Dopo aver guidato cucine dagli Stati Uniti, al Giappone passando per Germania e Francia lo chef Ferrera ha deciso di tornare nella sua città, stessa decisione da parte del figlio Filippo che nonostante la giovane età ha già lavorato in cucine di tutto il mondo e soprattutto senza farsi spaventare dalla pandemia.


Un locale aperto meno di una settimana fa, a due passi dalla cattedrale di San Lorenzo che è simbolo di speranza. Che non ci si trovi di fronte al solito sushi bar lo si capisce subito: nessun cappello di stoffa da cuoco giapponese ma il tradizionale 'camugin', il cappello blu con pon pon rosso tipico dei pescatori liguri.
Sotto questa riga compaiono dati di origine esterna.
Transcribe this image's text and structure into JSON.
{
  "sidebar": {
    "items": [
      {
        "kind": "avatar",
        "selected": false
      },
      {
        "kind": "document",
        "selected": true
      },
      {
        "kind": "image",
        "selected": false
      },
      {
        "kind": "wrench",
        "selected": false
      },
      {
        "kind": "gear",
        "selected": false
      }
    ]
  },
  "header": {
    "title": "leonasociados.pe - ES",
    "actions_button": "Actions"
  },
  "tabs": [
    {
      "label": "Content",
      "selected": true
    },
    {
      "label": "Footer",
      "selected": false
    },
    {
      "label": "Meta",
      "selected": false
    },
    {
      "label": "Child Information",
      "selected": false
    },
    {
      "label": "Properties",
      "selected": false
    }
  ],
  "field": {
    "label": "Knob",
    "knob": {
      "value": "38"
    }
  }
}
Alla vista sembra il classico sushi in realtà si tratta di un vero e proprio concentrato di tradizione genovese. "Rivisitiamo il classico sushi inserendo all'interno dei piatti storici genovesi tra questi il brandacujùn, le acciughe in carpione, il polpo con le patate e la trippa classica genovese - racconta Filippo Ferrera - creiamo anche delle salse di accompagnamento come la salsa con la barbabietola, la salsa di soia con il basilico, un wasabi che ho ricreato con le fave e ho ristretto di stoccafisso".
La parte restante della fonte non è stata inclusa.